Kedua, mengurus yayasan atau kelompok berbadan hukum itu ada biayanya, tidak gratis, ratusan ribusampai jutaan rupiah perlu keluar dana dari kas TPQ. Padahal menurut saya kebanyakan TPQ dana kasnya bokek alias nirdana.
Ketiga, masa izin pondok pesantren berlaku selamanya, selama tidak menyalahi aturan dan masih aktif. Sedangkan untuk Taman Pendidikan Al-Qur’an setiap 5 tahun harus melakukan daftar ulang kembali ke Kemenag.
Keempat, pesantren merupakan lembaga besar, bisa memiliki ribuan santri untuk satu pondok.
Jarang ada suatu Taman pendidikan Al-Qur’an mempunyai ribuan anak didik, biasanya paling pada kisaran ratusan.
Jika lembaga yang lebih banyak siswanya saja bisa melengang tanpa harus ada badan hukumnya (dalam hal ini pesantren yang didirikan perorangan).
Kenapa TPQ yang sifatnya lebih rileks (pendidikan nonformal harus punya?

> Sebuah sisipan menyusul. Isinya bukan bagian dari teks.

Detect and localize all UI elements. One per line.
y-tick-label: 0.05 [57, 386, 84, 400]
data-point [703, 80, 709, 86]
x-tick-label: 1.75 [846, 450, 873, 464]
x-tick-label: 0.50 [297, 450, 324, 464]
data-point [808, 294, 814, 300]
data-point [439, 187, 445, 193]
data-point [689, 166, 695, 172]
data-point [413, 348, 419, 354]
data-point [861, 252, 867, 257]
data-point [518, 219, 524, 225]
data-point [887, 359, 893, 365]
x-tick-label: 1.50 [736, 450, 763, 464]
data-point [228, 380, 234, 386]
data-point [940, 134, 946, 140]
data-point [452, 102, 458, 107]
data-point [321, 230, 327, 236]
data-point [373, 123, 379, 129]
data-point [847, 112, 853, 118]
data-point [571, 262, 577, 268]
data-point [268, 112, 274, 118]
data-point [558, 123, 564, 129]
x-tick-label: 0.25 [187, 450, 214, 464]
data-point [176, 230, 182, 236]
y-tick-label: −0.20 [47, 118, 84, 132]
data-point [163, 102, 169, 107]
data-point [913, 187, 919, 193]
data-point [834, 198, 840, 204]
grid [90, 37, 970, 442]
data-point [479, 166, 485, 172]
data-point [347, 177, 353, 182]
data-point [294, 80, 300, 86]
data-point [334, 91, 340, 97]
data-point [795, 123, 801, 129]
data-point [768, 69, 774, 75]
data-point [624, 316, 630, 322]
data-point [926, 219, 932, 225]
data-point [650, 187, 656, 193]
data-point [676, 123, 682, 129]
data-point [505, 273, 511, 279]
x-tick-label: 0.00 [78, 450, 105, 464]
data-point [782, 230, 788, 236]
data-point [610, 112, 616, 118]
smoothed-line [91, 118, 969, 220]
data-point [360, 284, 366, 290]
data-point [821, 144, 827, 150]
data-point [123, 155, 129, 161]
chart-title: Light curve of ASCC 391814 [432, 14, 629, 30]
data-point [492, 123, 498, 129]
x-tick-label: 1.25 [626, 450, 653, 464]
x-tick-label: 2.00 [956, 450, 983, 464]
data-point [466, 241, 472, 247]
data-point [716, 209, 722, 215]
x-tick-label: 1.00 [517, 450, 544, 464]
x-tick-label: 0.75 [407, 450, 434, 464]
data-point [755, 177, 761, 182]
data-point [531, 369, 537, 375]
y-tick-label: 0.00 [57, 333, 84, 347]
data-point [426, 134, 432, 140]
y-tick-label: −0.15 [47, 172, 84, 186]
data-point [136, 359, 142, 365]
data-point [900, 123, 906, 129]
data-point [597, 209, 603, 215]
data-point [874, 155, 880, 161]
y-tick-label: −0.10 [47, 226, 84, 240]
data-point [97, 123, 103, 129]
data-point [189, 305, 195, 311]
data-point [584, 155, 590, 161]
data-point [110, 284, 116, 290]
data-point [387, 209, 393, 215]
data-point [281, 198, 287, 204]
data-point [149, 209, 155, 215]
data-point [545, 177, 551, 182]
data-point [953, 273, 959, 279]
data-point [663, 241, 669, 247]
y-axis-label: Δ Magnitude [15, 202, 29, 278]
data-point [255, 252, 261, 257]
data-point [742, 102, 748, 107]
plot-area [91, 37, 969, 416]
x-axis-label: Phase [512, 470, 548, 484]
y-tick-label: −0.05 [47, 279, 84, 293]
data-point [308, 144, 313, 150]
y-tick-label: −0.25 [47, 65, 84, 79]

Kelima, ijazah pondok pesantren banyak yang laku untuk melanjutkan pendidikan dan mendapatkan pengakuan secara negara, bahkan pesantren satuan pendidikan muadalah dan PDF bisa untuk mendaftarkan polisi.
Coba untuk apa ijazah TPQ, apakah bisa untuk mendaftar Polisi? Mau tertawa takut kena sawat sandal.
Keenam, lembaga pendidikan Al-Qur’an merupakan pendidikan nonformal, bahkan adapula yang hidup hanya pada waktu bulan ramadhan, bingung mencari sukarelawan guru yang rajin untuk mengajar.
Sedangkan Pondok Pesantren biasanya sudah mempunyai pengajar yang tetap, bahkan masuk kategori pendidikan formal semisal PDF maupun Muadalah.
Ketujuh, entah seberapa sedikit, lazimnya yang mengajar Pondok Pesantren mendapat uang transport dari pengelola.
Kalau TPQ?
Boro boro ada, bahkan lebih mengenaskan malah gurunya nombokin biaya guna mengikuti lomba atau peralatan kantor untuk kegiatan belajar mengajar.
Berdoa supaya regulasi Berbadan Hukum TPQ seperti Ketentuan Ponpes
Ya sebenarnya supaya para pengelola ini berkurang cemburunya dan tidak merasa dikerjain dengan keberadaan regulasi, bisa ada ketentuan sebagaimana pesantren.
Maksudnya? Harus mukim gitu para siswanya?
Ya enggaklah, dalam hal ini yang seperti pesantren yaitu untuk lembaga Taman Pendidikan Al-Qur’an yang diselenggarakan oleh perorangan tidak harus memiliki SK Kemenkumham.
Kasian juga, nombokin biaya untuk KBM, eh masih mikir biaya notaris, apa enggak kasian?
Memang benar ada TPQ yang kuat dananya, seperti pada kota Besar Jakarta, Surabaya, Karanganyar, Medan dan kota yang lainnya.
Akan tetapi berapa persen TPQ yang mapan secara pendanaan?
Kalau mau survey beneran pasti mayoritas adalah lembaga yang memprihatinkan secara fasilitas dan miskin dana. Lugasnya seperti itu.
Wah nanti mereka demo dong aturannya lebih berat dari pesantren dalam mendaftarkan ke kemenag?
Ah saya mayakini tidak mungkin demo.
Paling hanya mengeluh pada media sosial atau antipati dengan regulasi serta manjadi apatis dengan yang membuat regulasi.
Nah itulah obrolan dengan seseorang yang menjadi operator emis, merasa kasihan dengan lembaga.
Sayangnya tidak berkutik untuk melayani dan menolong karena terbentur dengan keberadaan aturannya seperti itu.
tapi saya jadi khawatir, ingat pepatah susah melihat orang senang, senang melihat orang susah, malah nanti kejadian bukan TPQ perorangan bisa tanpa badan hukum.
Tapi malah penyelenggara perorangan Pesantren juga berubah menjadi harus berbadan hukum, lak yo tambah sengsoro wkakakwkakkk.
Salam kenal, selamat siang, wassalamu’alaikum wa rahmatullah wa barakatuh.